HPC has long been an integral tool across critical industries, from facilitating engineering modeling to predicting the weather, writes Sam Dale, senior technology analyst at IDTechEx. The AI boom has intensified development in the sector, growing the capabilities of hardware technologies, including accelerators, interconnects, and memory, at astounding rates.
A new report from IDTechEx, “Hardware for HPC and AI 2025-2035: Technologies, Markets, Forecasts”, predicts that the growing use-cases of AI and machine learning and scale of the largest AI models will drive significant growth in this already-large market. This results in a HPC hardware market forecast of $581-billion by 2035, growing at a CAGR of 13,5% from this year.
The largest exascale HPC systems in the world, which can perform over 1 quintillion high precision floating-point operations per second, are the preserve of government-operated national labs of global superpowers. However, private corporations are not far behind, with cloud providers like Microsoft Azure possessing supercomputers in the upper echelons of performance. Growth here is only expected to accelerate as the deployment of AI widens.

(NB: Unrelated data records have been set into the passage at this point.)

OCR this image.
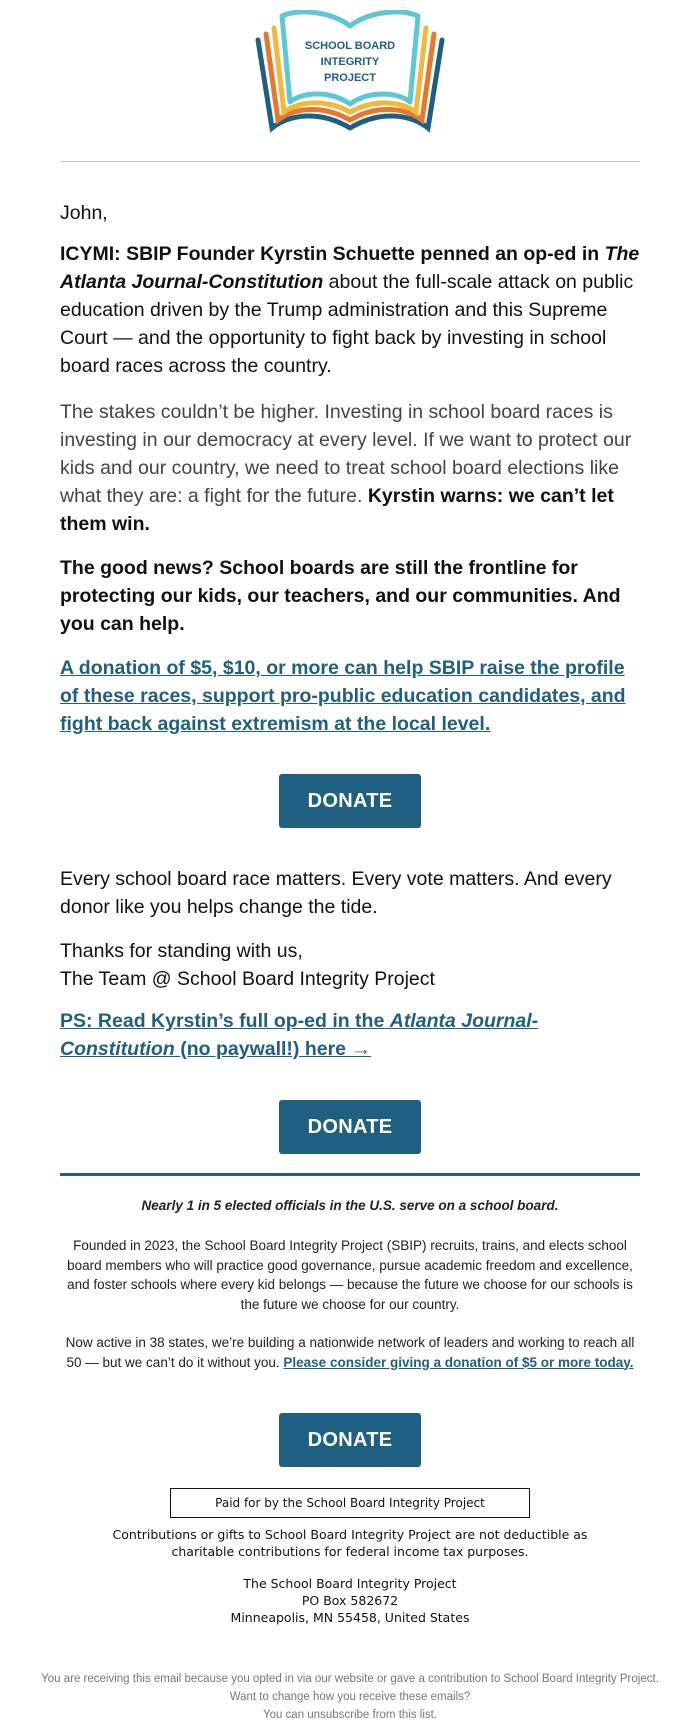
SCHOOL BOARD
INTEGRITY
PROJECT
John,

ICYMI: SBIP Founder Kyrstin Schuette penned an op-ed in The Atlanta Journal-Constitution about the full-scale attack on public education driven by the Trump administration and this Supreme Court — and the opportunity to fight back by investing in school board races across the country.

The stakes couldn’t be higher. Investing in school board races is investing in our democracy at every level. If we want to protect our kids and our country, we need to treat school board elections like what they are: a fight for the future. Kyrstin warns: we can’t let them win.

The good news? School boards are still the frontline for protecting our kids, our teachers, and our communities. And you can help.

A donation of $5, $10, or more can help SBIP raise the profile of these races, support pro-public education candidates, and fight back against extremism at the local level.

DONATE
Every school board race matters. Every vote matters. And every donor like you helps change the tide.

Thanks for standing with us,

The Team @ School Board Integrity Project

PS: Read Kyrstin’s full op-ed in the Atlanta Journal-Constitution (no paywall!) here →

DONATE
Nearly 1 in 5 elected officials in the U.S. serve on a school board.
Founded in 2023, the School Board Integrity Project (SBIP) recruits, trains, and elects school board members who will practice good governance, pursue academic freedom and excellence, and foster schools where every kid belongs — because the future we choose for our schools is the future we choose for our country.

Now active in 38 states, we’re building a nationwide network of leaders and working to reach all 50 — but we can’t do it without you. Please consider giving a donation of $5 or more today.

DONATE
Paid for by the School Board Integrity Project
Contributions or gifts to School Board Integrity Project are not deductible as
charitable contributions for federal income tax purposes.
The School Board Integrity Project
PO Box 582672
Minneapolis, MN 55458, United States

You are receiving this email because you opted in via our website or gave a contribution to School Board Integrity Project.

Want to change how you receive these emails?

You can unsubscribe from this list.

IDTechEx’s report examines the key hardware challenges in HPC, which revolve around processors, memory and storage, advanced packaging, interconnects, and thermal Nvidia.
However, substantial progress has also taken place in the CPU market, with core counts approaching 200 in chips like AMD’s Turin processors and the deployment of integrated heterogeneous systems – GPUs and CPUs integrated into the same package – taking place in the world’s most powerful supercomputers, including the US’s El Capitan and China’s Tianhe-3.

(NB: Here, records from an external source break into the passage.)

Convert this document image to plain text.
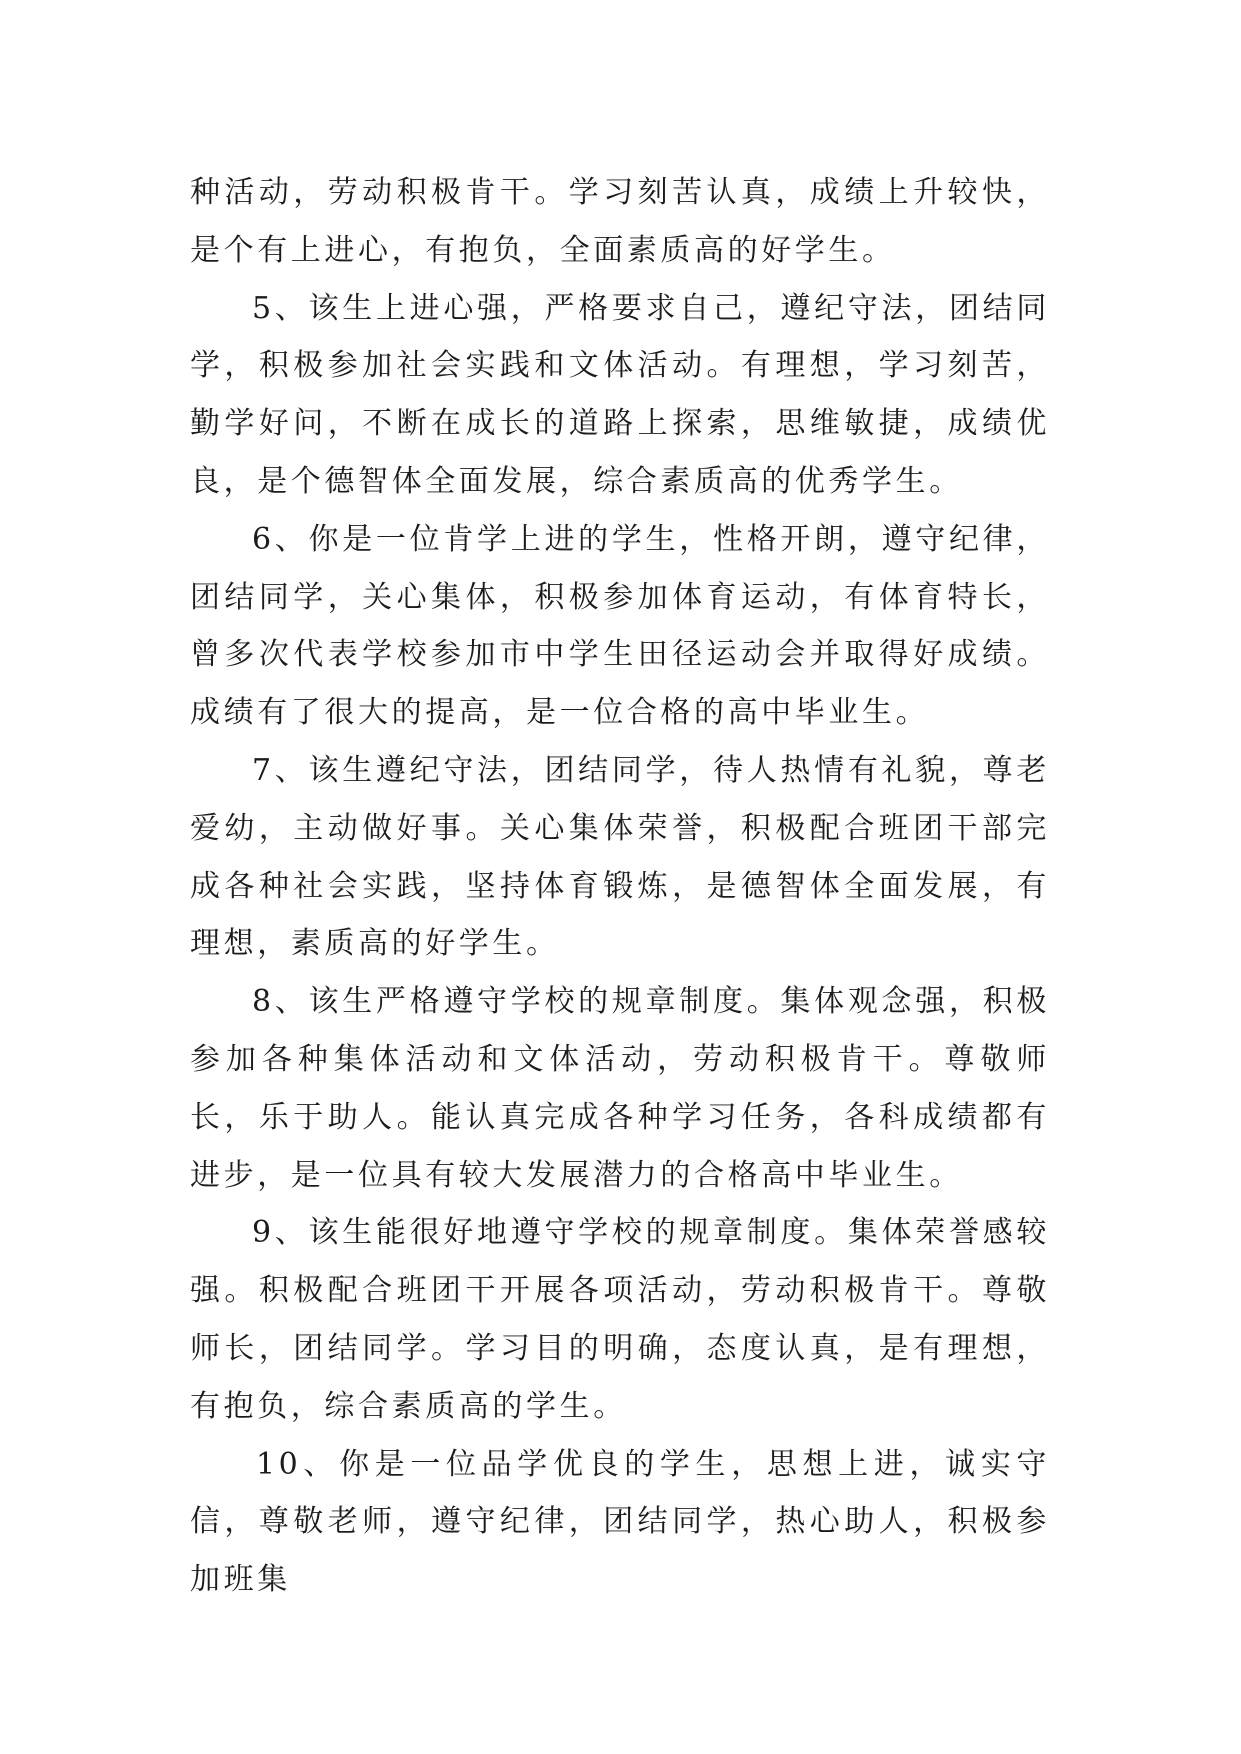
种活动，劳动积极肯干。学习刻苦认真，成绩上升较快，是个有上进心，有抱负，全面素质高的好学生。

5、该生上进心强，严格要求自己，遵纪守法，团结同学，积极参加社会实践和文体活动。有理想，学习刻苦，勤学好问，不断在成长的道路上探索，思维敏捷，成绩优良，是个德智体全面发展，综合素质高的优秀学生。

6、你是一位肯学上进的学生，性格开朗，遵守纪律，团结同学，关心集体，积极参加体育运动，有体育特长，曾多次代表学校参加市中学生田径运动会并取得好成绩。成绩有了很大的提高，是一位合格的高中毕业生。

7、该生遵纪守法，团结同学，待人热情有礼貌，尊老爱幼，主动做好事。关心集体荣誉，积极配合班团干部完成各种社会实践，坚持体育锻炼，是德智体全面发展，有理想，素质高的好学生。

8、该生严格遵守学校的规章制度。集体观念强，积极参加各种集体活动和文体活动，劳动积极肯干。尊敬师长，乐于助人。能认真完成各种学习任务，各科成绩都有进步，是一位具有较大发展潜力的合格高中毕业生。

9、该生能很好地遵守学校的规章制度。集体荣誉感较强。积极配合班团干开展各项活动，劳动积极肯干。尊敬师长，团结同学。学习目的明确，态度认真，是有理想，有抱负，综合素质高的学生。

10、你是一位品学优良的学生，思想上进，诚实守信，尊敬老师，遵守纪律，团结同学，热心助人，积极参加班集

In the memory space, the adoption of high bandwidth memory (HBM) has been crucial to the growing capabilities of accelerators, with approximately 95% of accelerators in HPC now employing the technology, but research into next-generation memory technologies such as selector-only memory (SOM), phase change memory (PCRAM) and magnetoresistive RAM (MRAM) is being driven by the high energy consumption of today’s memory choices.
The quest for high-capacity storage that meets the increasing performance requirements of HPC workloads is seeing the emergence of high-density QLC SSDs at a lower cost-point than typical TLC SSDs available in the market.

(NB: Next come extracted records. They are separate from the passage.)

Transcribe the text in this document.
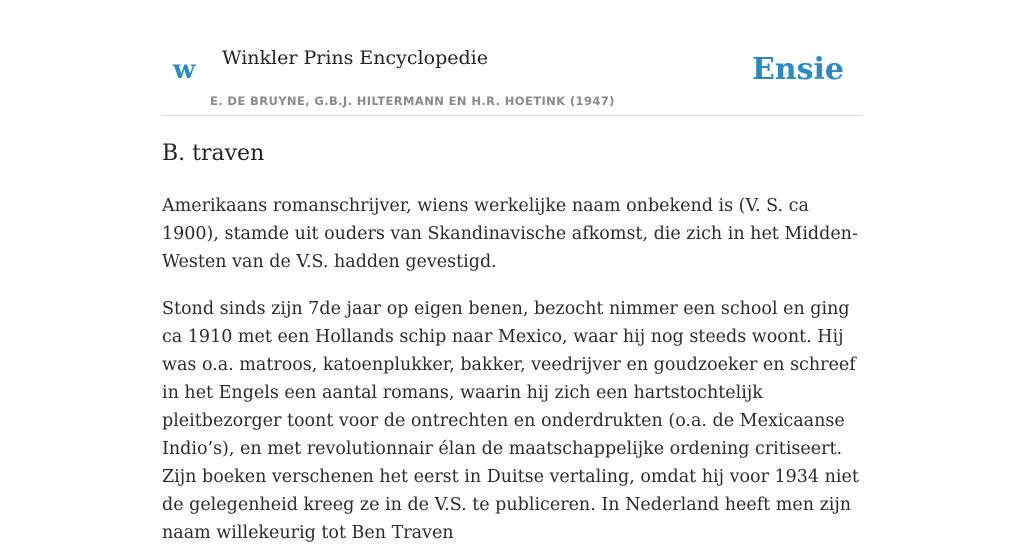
w Winkler Prins Encyclopedie
E. DE BRUYNE, G.B.J. HILTERMANN EN H.R. HOETINK (1947)
Ensie
B. traven

Amerikaans romanschrijver, wiens werkelijke naam onbekend is (V. S. ca 1900), stamde uit ouders van Skandinavische afkomst, die zich in het Midden-Westen van de V.S. hadden gevestigd.

Stond sinds zijn 7de jaar op eigen benen, bezocht nimmer een school en ging ca 1910 met een Hollands schip naar Mexico, waar hij nog steeds woont. Hij was o.a. matroos, katoenplukker, bakker, veedrijver en goudzoeker en schreef in het Engels een aantal romans, waarin hij zich een hartstochtelijk pleitbezorger toont voor de ontrechten en onderdrukten (o.a. de Mexicaanse Indio’s), en met revolutionnair élan de maatschappelijke ordening critiseert. Zijn boeken verschenen het eerst in Duitse vertaling, omdat hij voor 1934 niet de gelegenheid kreeg ze in de V.S. te publiceren. In Nederland heeft men zijn naam willekeurig tot Ben Traven
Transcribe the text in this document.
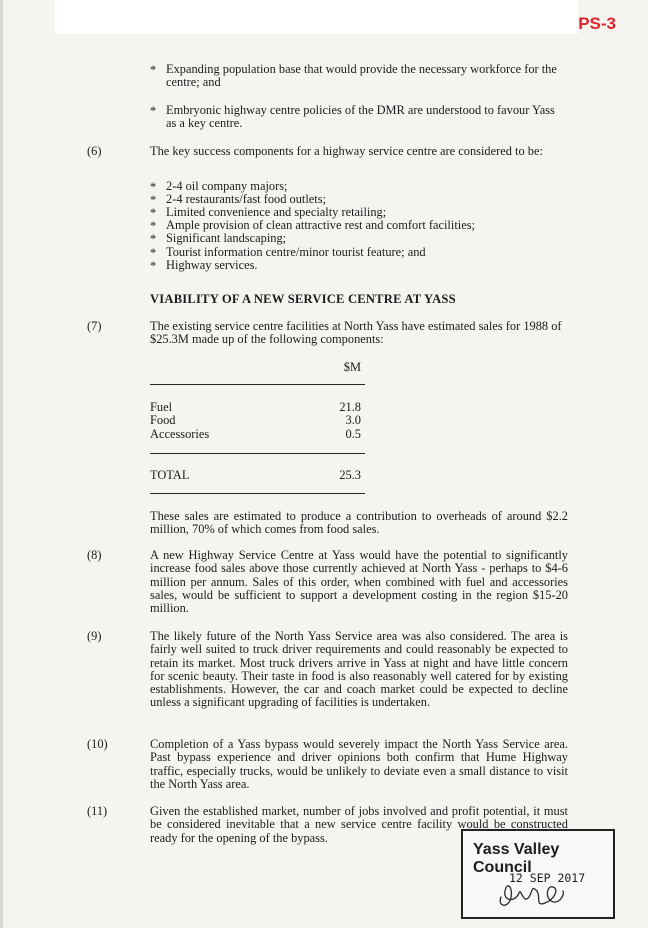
PS-3
* Expanding population base that would provide the necessary workforce for the centre; and
* Embryonic highway centre policies of the DMR are understood to favour Yass as a key centre.
(6)	The key success components for a highway service centre are considered to be:
* 2-4 oil company majors;
* 2-4 restaurants/fast food outlets;
* Limited convenience and specialty retailing;
* Ample provision of clean attractive rest and comfort facilities;
* Significant landscaping;
* Tourist information centre/minor tourist feature; and
* Highway services.
VIABILITY OF A NEW SERVICE CENTRE AT YASS
(7)	The existing service centre facilities at North Yass have estimated sales for 1988 of $25.3M made up of the following components:
$M
Fuel	21.8
Food	3.0
Accessories	0.5
TOTAL	25.3
These sales are estimated to produce a contribution to overheads of around $2.2 million, 70% of which comes from food sales.
(8)	A new Highway Service Centre at Yass would have the potential to significantly increase food sales above those currently achieved at North Yass - perhaps to $4-6 million per annum. Sales of this order, when combined with fuel and accessories sales, would be sufficient to support a development costing in the region $15-20 million.
(9)	The likely future of the North Yass Service area was also considered. The area is fairly well suited to truck driver requirements and could reasonably be expected to retain its market. Most truck drivers arrive in Yass at night and have little concern for scenic beauty. Their taste in food is also reasonably well catered for by existing establishments. However, the car and coach market could be expected to decline unless a significant upgrading of facilities is undertaken.
(10)	Completion of a Yass bypass would severely impact the North Yass Service area. Past bypass experience and driver opinions both confirm that Hume Highway traffic, especially trucks, would be unlikely to deviate even a small distance to visit the North Yass area.
(11)	Given the established market, number of jobs involved and profit potential, it must be considered inevitable that a new service centre facility would be constructed ready for the opening of the bypass.
Yass Valley Council
12 SEP 2017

Advanced packaging is a key enabler of all these chip technologies, with the 3D stacking of memory on top of logic being the best approach to achieve ultra-high bandwidths by shrinking on-device interconnect distances.
Advanced packaging techniques are also highly important for the roadmaps of the interconnects between HPC nodes, as future iterations of low-latency networks like Nvidia’s InfiniBand and HPE’s Slingshot move towards co-packaged optics to further reduce the distances data must travel at the chip scale and speed up throughput overall.
Of course, these advances evolve large amounts of heat, so thermal management performance is key. Despite immersion cooling’s strong performance in operational expense and performance, cold plate cooling is expected to remain the technology of choice in most cases as HPC builders seek to reduce the massive capital expenses that come with building these enormous interconnected machines.